How to digital nomad — an antidote to office drudgery

“Digital Nomad” the millennial buzzword that surrounds the mythological pleasures of travelling with a laptop on a digitally based income. Enabling you to work remotely, travel, and sustain a glorious lifestyle of wandering through foreign lands like some kind of minstrel poet enlightening distant regions with your brilliant tech wisdom as locals offer their daughters and lay trinkets at your feet.

Well that would be nice..

As a kid, you hear about these magic jobs like being a “video game tester” and wonder how on earth any sane individual could pay someone else to do something you’d do for free. Digital nomads have achieved a similar status of dreamlike quality, because it sounds a whole lot like getting paid to goof off and travel. And in some ways it is.. But the experience of getting there is not without its emotional hemorrhoids.

I never understood the concept properly until I caught myself in Eastern Europe at a boutique fair trade coffee shop with a road-worn dell, debugging a WordPress project for a startup in London, writing for a tech blog and simultaneously surfing for my next gig on up-work. I was accidentally “doing the thing “ — and it was an antidote to what had been till that point frankly a ball achingly dull and massively uninspiring introduction to the industry.

We all tend to be encouraging when someone sparks an interest in our field. But what we don’t often mention in software development is the fact that it’s actually pretty soul grinding to get established in. You have to subject yourself to unnatural levels of focus and patience every day, constantly maintain motivation to go on learning and endure the perpetual cycle of ego rebirth, as you continuously uncover the gargantuan realm of all you don’t know yet.

I left university with a bachelors mid-2016 and everything looked pretty bleak for us graduating that year. New Zealand had about 5 reputable software companies and an influx of students from all over Asia graduating every semester to compete with. Not to mention other talented people of all walks flocking to the country every day under the warped notion of escaping to the last untainted paradise of planet earth.

Through my studies I was lucky to land a spot in a small company as a trainee analyst and honestly that is a glamorous title to define the work I was doing. There were days where my task list was just buying milk and dusting office PC monitors, I also had to answer the phone which is a brilliant opportunity for any young person but precisely what I’d gone into tech to avoid. It was so ball achingly dull that I’d escape a couple times a day for lunch naps in my car and trips to the bathroom for suspiciously long number 2’s that may or may not have included the occasional… number 3…

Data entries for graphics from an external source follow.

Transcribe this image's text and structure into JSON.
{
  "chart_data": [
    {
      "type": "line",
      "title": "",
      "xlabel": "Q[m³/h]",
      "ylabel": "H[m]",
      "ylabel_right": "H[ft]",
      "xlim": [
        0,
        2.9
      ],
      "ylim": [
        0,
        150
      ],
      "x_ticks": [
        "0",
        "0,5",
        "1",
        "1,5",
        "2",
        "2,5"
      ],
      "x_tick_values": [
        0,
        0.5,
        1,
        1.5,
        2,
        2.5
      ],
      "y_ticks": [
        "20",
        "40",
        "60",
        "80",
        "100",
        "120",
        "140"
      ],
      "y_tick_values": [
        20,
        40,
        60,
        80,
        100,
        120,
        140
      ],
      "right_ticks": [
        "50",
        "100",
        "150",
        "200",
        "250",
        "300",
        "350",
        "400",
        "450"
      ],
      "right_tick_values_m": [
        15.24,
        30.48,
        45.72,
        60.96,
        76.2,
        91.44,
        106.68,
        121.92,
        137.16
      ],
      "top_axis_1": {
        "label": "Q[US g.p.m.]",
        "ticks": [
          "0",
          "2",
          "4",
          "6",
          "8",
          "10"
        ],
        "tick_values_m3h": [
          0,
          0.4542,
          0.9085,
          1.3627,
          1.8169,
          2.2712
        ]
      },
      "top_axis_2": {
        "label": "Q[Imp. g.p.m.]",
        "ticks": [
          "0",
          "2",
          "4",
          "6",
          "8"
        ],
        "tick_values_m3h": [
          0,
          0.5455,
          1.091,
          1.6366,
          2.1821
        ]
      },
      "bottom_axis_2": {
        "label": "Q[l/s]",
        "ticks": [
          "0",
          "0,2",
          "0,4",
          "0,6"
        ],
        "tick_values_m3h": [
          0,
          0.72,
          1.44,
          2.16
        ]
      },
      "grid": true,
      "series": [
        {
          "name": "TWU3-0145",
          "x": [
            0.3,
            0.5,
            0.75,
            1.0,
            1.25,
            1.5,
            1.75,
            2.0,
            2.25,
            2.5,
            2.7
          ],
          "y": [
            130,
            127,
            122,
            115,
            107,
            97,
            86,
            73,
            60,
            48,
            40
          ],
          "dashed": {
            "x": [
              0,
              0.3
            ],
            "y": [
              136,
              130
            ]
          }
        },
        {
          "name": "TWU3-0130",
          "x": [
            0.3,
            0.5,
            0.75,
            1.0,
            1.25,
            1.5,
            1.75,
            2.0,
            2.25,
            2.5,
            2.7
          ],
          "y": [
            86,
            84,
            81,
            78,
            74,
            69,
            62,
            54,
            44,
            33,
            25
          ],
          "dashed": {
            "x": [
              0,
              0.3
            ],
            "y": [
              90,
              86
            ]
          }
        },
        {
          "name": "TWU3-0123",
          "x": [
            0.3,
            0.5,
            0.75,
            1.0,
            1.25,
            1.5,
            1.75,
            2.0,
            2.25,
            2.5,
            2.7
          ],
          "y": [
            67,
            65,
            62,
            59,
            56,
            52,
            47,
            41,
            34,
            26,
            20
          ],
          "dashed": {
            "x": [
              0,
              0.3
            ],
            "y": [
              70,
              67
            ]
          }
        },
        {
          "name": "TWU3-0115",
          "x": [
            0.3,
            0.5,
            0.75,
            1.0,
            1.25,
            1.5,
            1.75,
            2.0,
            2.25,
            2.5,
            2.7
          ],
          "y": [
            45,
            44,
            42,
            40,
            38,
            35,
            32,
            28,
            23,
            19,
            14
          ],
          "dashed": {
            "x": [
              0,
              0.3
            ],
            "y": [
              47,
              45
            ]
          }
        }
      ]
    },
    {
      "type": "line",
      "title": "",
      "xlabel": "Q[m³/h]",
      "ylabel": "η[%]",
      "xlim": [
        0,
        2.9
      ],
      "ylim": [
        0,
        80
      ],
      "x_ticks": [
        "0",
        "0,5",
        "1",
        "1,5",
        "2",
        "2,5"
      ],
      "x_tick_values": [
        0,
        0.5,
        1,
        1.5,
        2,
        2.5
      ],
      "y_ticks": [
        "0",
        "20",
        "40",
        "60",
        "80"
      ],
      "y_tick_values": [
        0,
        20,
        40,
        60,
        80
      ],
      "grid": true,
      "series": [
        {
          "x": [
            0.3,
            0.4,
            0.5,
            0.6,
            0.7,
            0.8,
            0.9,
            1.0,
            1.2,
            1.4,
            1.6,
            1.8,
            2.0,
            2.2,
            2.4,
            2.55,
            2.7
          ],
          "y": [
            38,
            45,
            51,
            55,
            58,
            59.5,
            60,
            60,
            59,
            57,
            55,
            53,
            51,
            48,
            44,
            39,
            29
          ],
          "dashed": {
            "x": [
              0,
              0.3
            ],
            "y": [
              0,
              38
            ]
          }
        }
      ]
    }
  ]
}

Leaving home was the obvious antidote to the situation and after tangling myself in the couch-surfer community as a student — I’d somehow fallen in love with the prospect of travelling and one traveler in particular. But when I moved to Germany (as when you move anywhere in life) I found the same problems from home had joined me for the ride, as if they’d grown legs and climbed into my suitcase. I still felt depressed when I considered my experience in respect to the jobs I was applying for — and the jobs themselves (although high paying) seemed to desperately lack any engaging quality or creativity.

Feeling like a failure I moved to London a few months later and removing the language barrier certainly upped job prospects. Recruitment agents in London sniff out qualified expats like pigs digging for truffles. It didn’t take long before I found myself in a tinsel covered version of the same day to day drudgery of my former job. Sure, you can spruce up working in data management with a bit of HR flare and the occasional ‘employee lucky dip’ but at the end of the day professionally manipulating excel spreadsheets is like medically suppressing your lust for life. Living for the 20 days holiday you get per year just didn’t seem like a sustainable way to get through this life thing. It didn’t last long…

Feeling hopeless and high on whatever I could get my hands on I left London on a drug and alcohol fueled binge tour of Europe with the hopes of busking to fill in the blanks and hopefully figure some things out. Eventually I landed in Budapest and found myself in many senses back to square one, how to get a job when all the jobs suck and you suck even worse.

As my funds seriously started to red line, I called my old man and arranged to have my motorbike sold to free up some cash. A few things occur to you when you find yourself 21 and broke in another country with no job:

1. it’s no way near as tragic as you would expect

2. actually, it is pretty tragic but you can handle it

3. not only can you handle it, you’re a fucking badass

Off the coast of Italy on Sardinia Island, I was laboring on a small farm and chipping away at the last few hundred euros, when a call came in from a friend I’d once hiked with in Wales. It was an opportunity to work unpaid and build a prototype for a startup project — I jumped, working for nothing was second nature by this stage.

From there the project developed and after a few months thankfully led to actually getting paid for my effort. Contacts made in that opportunity led to the next and within 6 months I could sustain myself well enough with full time work on my own schedule and a relatively diverse stream of incomes.

Cue the warm fuzzies: for the first time in my professional life I felt I could be relied upon to produce any output of actual value to broader society.

And it only took 9 Udemy courses, 4 years of study, 3 countries visas, 2 mild to moderate instances of substance abuse, and a whole lot of self-loathing to figure out.